As pessoas eram pequenas, mas faziam muito ruído. E diziam: é o meu inferno, é
o meu paraíso. E não devemos malquerer às mitologias assim, porque são das
pessoas, e neste assunto de pessoas, amá-las é que é bom. E então a gente ama
as mitologias delas. À parte isso o lugar era execrável. As pessoas chiavam
como ratos, e pegavam nas coisas e largavam-nas, e pegavam umas nas outras e
largavam-se. Diziam: boa tarde, boa noite. E agarravam-se, e iam para a cama
umas com as outras, e acordavam. Às vezes acordavam no meio da noite e
agarravam-se freneticamente. Tenho medo - diziam. E depois amavam-se depressa,
e lavavam-se, e diziam: boa noite, boa noite. Isto era uma parte da vida delas,
e era uma das regiões (comovedoras) da sua humanidade, e o que é humano é
terrível e possui uma espécie de palpitante e ambígua beleza. E então a gente
ama isto, porque a gente é humana, e amar é bom, e compreender, claro, etc. E
no tal lugar, de manhã, as pessoas acordavam. Bom dia, bom dia. E desatavam a
correr. É o meu inferno, o meu paraíso, vai ser bom, vai ser horrível, está a
crescer, faz-se homem. E a gente então comove-se, e apoia, e ama. Está mais
gordo, mais magro. E o lugar começa a ser cada vez mais um lugar, com as casas
de várias cores, as árvores, e as leis, e a política. Porque é preciso mudar o
inferno, cheira mal, cortaram a água, as pessoas ganham pouco – e que fizeram da dignidade humana? As
reivindicações são legítimas. Não queremos este inferno. Dêem-nos um pequeno
paraíso humano. Bom dia, como está? Mal, obrigado. Pois eu ontem estive a falar
com ela, e ela disse: sou uma mulher honesta. E eu então fui para o emprego e
trabalhei, e agora tenho algum dinheiro, e vou alugar uma casa decente, e nosso
filho há-de ser alguém na vida. E então a gente ama, porque isto é a verdadeira
vida, palpita bestialmente ali, isto é que é a realidade, e todos juntos, e
abaixo a exploração do homem pelo homem. E era intolerável. Ouvimos dizer que
numa delas, o pequeno inferno começou a aumentar por dentro, e ela pôs-se
silenciosa e passava os dias a olhar para as flores, até que elas secavam, e
ficava somente a jarra com os caules secos e água podre. Mas o silêncio
tornava-se tão impenetrável que os gritos dos outros, e a solícita ternura, e a
piedade em pânico – batiam ali e resvalavam. E então a beleza florescia naquele
rosto, uma beleza fria e quieta, e o rosto tinha uma luz especial que vinha de
dentro como a luz do deserto, e aquilo não era humano - diziam as pessoas.

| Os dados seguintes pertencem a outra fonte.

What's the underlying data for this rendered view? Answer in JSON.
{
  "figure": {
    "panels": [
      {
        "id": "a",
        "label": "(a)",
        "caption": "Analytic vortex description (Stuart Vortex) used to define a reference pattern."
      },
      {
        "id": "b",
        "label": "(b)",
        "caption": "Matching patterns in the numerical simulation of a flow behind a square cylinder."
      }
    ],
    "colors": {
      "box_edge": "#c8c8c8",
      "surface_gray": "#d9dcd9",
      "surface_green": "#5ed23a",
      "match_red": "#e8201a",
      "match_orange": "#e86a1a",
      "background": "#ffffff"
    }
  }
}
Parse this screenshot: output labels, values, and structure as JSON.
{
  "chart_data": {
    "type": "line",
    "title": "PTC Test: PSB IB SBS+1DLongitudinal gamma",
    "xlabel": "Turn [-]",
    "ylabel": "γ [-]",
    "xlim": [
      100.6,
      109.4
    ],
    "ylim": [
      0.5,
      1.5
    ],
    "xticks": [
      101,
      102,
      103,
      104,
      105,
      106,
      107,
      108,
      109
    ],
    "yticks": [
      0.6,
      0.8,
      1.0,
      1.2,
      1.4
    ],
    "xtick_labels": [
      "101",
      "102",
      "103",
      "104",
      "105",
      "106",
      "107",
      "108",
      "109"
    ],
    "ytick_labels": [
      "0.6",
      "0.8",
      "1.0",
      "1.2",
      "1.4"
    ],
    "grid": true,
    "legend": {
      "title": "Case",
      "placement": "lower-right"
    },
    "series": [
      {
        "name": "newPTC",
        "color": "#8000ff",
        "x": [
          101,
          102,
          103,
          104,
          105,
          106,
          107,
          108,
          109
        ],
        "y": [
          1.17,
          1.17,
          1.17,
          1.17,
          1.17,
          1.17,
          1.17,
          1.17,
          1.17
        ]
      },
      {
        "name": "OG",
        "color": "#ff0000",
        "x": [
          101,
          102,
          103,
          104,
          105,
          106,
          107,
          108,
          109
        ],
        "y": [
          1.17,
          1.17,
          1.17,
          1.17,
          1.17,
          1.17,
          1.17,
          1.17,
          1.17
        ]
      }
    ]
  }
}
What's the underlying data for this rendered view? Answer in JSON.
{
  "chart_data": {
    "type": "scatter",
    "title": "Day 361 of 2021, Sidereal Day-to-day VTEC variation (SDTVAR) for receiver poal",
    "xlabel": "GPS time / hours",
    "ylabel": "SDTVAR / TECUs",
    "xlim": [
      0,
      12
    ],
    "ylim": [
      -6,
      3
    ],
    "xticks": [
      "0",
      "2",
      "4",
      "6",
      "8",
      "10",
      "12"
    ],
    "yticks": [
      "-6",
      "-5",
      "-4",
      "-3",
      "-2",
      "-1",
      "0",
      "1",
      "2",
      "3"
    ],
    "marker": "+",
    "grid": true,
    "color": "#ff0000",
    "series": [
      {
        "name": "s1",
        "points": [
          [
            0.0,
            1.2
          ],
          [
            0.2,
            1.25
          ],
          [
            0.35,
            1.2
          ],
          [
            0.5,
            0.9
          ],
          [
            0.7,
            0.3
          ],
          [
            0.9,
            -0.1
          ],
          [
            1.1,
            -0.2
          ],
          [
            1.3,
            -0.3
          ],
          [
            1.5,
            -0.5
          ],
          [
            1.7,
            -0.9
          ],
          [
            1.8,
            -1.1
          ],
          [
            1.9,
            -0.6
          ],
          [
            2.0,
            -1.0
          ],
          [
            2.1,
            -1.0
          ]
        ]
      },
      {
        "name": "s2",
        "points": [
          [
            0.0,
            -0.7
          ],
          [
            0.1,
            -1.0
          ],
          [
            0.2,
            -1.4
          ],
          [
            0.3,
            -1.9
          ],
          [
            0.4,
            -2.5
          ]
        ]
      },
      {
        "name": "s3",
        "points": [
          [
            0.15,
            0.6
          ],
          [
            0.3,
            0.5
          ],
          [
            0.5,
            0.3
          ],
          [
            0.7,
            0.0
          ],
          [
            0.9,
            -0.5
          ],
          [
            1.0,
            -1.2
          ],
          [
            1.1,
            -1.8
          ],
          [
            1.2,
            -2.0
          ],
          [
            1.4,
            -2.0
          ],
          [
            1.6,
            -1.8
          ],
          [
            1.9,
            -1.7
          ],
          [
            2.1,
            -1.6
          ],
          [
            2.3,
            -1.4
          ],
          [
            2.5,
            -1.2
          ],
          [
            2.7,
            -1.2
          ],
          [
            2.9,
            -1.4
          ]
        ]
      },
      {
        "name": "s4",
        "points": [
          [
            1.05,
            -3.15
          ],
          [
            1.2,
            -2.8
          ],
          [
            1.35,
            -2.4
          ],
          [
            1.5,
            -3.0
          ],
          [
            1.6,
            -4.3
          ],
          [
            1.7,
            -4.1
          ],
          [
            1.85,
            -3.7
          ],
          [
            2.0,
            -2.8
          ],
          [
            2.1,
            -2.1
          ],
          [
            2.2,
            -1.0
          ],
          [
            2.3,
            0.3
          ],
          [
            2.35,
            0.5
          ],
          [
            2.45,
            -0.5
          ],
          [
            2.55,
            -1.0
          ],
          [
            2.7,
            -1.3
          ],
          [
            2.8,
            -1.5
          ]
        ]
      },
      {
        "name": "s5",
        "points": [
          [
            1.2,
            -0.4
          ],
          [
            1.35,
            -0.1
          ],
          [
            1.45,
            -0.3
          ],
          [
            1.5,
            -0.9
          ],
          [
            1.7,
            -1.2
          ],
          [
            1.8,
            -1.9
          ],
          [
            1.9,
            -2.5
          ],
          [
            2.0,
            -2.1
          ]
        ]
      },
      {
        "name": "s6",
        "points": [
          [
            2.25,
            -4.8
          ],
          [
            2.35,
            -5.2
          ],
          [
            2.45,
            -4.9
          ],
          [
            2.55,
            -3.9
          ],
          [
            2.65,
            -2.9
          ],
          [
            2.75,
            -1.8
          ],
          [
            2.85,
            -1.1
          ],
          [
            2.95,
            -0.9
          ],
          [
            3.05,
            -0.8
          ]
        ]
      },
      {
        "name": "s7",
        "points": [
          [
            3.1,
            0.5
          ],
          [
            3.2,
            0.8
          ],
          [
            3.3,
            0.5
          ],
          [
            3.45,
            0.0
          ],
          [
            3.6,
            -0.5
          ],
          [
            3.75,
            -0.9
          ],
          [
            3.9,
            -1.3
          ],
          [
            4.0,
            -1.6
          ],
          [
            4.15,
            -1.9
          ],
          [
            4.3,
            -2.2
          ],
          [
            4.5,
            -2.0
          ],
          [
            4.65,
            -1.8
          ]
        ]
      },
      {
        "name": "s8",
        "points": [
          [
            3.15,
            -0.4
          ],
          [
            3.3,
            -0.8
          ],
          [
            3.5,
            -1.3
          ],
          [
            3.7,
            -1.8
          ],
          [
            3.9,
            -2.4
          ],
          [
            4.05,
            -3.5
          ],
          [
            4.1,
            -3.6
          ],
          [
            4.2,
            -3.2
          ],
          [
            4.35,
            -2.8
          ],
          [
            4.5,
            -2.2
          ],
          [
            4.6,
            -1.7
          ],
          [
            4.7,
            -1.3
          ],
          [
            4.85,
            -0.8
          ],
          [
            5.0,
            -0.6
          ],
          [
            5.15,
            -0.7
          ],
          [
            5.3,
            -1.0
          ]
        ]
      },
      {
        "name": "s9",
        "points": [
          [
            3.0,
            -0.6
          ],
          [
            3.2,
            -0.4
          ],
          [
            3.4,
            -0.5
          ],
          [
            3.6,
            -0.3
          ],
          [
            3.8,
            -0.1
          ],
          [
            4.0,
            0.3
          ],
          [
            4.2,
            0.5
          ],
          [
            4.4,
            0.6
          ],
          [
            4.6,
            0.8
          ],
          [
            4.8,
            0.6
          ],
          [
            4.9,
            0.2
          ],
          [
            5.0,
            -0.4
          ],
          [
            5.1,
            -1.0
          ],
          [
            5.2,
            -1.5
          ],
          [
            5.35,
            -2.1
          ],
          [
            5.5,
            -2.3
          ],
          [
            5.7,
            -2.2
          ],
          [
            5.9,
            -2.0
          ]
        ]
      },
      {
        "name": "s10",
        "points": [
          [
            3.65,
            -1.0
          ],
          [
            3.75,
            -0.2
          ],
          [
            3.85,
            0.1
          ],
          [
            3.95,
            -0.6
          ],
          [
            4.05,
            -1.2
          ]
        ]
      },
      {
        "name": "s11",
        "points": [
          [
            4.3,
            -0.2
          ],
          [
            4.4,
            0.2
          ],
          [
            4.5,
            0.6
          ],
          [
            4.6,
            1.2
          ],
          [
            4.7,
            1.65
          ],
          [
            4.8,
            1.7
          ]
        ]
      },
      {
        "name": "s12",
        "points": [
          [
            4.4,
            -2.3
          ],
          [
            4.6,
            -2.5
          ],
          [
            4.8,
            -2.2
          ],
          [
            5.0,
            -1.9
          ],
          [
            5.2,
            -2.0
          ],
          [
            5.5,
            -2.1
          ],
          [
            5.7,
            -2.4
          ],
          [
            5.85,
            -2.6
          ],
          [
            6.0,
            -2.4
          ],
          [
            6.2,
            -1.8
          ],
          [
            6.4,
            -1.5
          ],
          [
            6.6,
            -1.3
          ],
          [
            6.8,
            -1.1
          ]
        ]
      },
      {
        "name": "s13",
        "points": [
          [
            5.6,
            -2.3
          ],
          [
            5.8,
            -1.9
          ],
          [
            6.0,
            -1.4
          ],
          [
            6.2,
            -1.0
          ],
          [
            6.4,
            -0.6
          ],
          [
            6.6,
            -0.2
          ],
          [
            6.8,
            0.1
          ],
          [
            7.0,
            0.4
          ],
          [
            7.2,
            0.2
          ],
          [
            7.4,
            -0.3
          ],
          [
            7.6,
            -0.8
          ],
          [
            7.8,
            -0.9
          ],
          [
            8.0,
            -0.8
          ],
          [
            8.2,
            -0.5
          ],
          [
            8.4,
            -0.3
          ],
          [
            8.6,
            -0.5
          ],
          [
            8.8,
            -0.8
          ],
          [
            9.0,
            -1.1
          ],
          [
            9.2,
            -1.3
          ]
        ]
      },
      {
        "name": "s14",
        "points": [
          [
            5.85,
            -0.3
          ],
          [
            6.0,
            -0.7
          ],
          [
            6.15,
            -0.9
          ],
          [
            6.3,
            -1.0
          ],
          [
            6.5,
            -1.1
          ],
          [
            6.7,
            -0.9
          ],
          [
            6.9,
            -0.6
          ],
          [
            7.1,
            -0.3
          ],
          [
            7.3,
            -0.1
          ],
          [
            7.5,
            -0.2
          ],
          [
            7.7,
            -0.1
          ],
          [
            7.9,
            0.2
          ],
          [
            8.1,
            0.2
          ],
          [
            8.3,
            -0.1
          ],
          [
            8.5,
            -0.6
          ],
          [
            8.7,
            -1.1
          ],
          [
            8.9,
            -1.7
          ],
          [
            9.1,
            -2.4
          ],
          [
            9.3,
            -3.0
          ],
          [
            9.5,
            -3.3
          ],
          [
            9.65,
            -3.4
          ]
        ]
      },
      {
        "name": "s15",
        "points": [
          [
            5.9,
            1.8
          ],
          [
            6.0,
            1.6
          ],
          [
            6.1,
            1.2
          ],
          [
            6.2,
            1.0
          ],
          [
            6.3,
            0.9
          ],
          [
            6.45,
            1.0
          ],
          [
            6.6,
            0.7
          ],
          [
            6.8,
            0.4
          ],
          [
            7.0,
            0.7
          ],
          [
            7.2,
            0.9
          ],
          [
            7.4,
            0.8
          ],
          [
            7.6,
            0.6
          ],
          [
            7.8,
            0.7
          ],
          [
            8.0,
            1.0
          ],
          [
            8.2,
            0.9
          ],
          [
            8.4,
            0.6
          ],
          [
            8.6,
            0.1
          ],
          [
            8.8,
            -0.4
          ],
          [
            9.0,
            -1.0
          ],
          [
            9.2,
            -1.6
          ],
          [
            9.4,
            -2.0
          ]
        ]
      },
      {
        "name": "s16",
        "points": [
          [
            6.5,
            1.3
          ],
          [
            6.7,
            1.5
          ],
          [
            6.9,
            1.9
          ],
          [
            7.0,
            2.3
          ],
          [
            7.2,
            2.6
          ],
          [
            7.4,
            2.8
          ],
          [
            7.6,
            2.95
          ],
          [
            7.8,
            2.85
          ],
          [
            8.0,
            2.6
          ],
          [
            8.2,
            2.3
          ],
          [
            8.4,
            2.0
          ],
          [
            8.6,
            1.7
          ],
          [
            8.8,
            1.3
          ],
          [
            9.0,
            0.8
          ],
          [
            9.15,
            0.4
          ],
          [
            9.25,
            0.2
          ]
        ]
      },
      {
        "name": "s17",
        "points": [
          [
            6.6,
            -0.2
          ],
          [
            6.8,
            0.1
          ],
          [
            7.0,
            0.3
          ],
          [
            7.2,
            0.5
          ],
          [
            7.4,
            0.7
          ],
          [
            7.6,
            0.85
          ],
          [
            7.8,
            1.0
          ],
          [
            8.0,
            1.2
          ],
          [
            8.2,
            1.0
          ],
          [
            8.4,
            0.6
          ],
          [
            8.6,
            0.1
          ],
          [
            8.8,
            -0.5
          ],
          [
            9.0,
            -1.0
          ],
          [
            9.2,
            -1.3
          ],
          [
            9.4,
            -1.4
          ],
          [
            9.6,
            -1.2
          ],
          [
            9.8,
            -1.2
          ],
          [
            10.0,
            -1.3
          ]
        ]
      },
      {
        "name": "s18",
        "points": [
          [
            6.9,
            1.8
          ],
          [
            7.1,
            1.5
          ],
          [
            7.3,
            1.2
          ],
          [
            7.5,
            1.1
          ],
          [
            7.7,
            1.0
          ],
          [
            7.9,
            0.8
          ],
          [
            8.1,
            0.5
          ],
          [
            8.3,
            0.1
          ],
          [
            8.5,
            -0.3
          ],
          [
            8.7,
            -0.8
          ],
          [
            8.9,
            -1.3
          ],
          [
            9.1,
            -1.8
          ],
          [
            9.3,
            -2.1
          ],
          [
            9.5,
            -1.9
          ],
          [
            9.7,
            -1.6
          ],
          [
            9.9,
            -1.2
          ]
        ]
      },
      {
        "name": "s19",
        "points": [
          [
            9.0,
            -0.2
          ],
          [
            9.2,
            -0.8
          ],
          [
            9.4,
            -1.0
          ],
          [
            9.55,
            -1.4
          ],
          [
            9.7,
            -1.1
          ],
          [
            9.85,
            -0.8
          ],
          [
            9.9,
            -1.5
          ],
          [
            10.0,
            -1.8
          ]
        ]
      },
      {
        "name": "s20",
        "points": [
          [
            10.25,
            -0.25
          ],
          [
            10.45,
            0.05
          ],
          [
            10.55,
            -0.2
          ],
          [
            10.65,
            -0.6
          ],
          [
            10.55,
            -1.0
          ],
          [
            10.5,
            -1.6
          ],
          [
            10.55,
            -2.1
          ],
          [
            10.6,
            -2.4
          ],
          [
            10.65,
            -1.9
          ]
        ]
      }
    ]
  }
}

Temos medo - pensavam. E o ruído delas caminhava para trás, e as casas amorteciam-se
ao pé dos jardins, mas é preciso continuar a viver. E havia o progresso. Eu
tenho aqui, meus senhores, uma revolução. Desejam examinar? Por este lado, se
fazem favor. Aí à direita. Muito bem. Não é uma boa revolução? Bem,
compreende... claro, é uma belíssima revolução. E é barata? Uma revolução
barata?! Não, senhores, esta é uma verdadeira revolução. Algumas vidas, alguns
sacrifícios, alguns anos, algumas. É um bocado cara. Mas de boa qualidade,
isso. E o rosto que se perdera, que possivelmente caíra do corpo e rolara
debaixo das mesas, o rosto? Lembras-te? Como foi que ficou assim? Não sei:
tinha uma luz. Sim, lembro-me: parecia uma flor que apodrecesse friamente. Era
terrível. Boa noite. E ela trazia um vestido de seda branca, e nesse dia fazia dezoito
anos, e estava queimada pelo sol, e era do signo da balança, e tomou os
comprimidos todos, e acabou-se. Não compreendo. E julgas tu que eu compreendo? Quem
pode compreender? Ela era a própria força, aquela irradiante virtude da
alegria, aquele fulgor radical..., compreendes? Sim, sim. Tinha um vestido de
seda, e era nova, e então acabou-se. Para diante, para diante. Não se deve
parar. Enforquem-nos, a esses malditos banqueiros. Este vai ter trinta e cinco
andares, será o mais alto da cidade. Por pouco tempo, julgo eu. Como? Sim, vão
construir um com trinta e seis, ali à frente. Remodelemos o ensino. Cantemos
aquela canção que fala da flor da tília. Bebamos um pouco. E outro, o que viu
Deus quando ia para o emprego?! Isto, imagine, às 8 h. e 45 m. de uma tranquila
manhã de Março. Uma partida de Deus? Boa piada. Não amará Deus essas maliciosas
surpresas? Um pequeno Deus folgazão?! Ele ficou doido. Começou a gritar e a
fugir. Que Deus vinha atrás dele. E depois? Bem, lá construíram o prédio com
trinta e seis andares, e o outro ficou em segundo lugar. Isto é o trabalho do
homem: pedra sobre pedra. É belo. Vamos amar isto? Vamos, é humano, é do homem.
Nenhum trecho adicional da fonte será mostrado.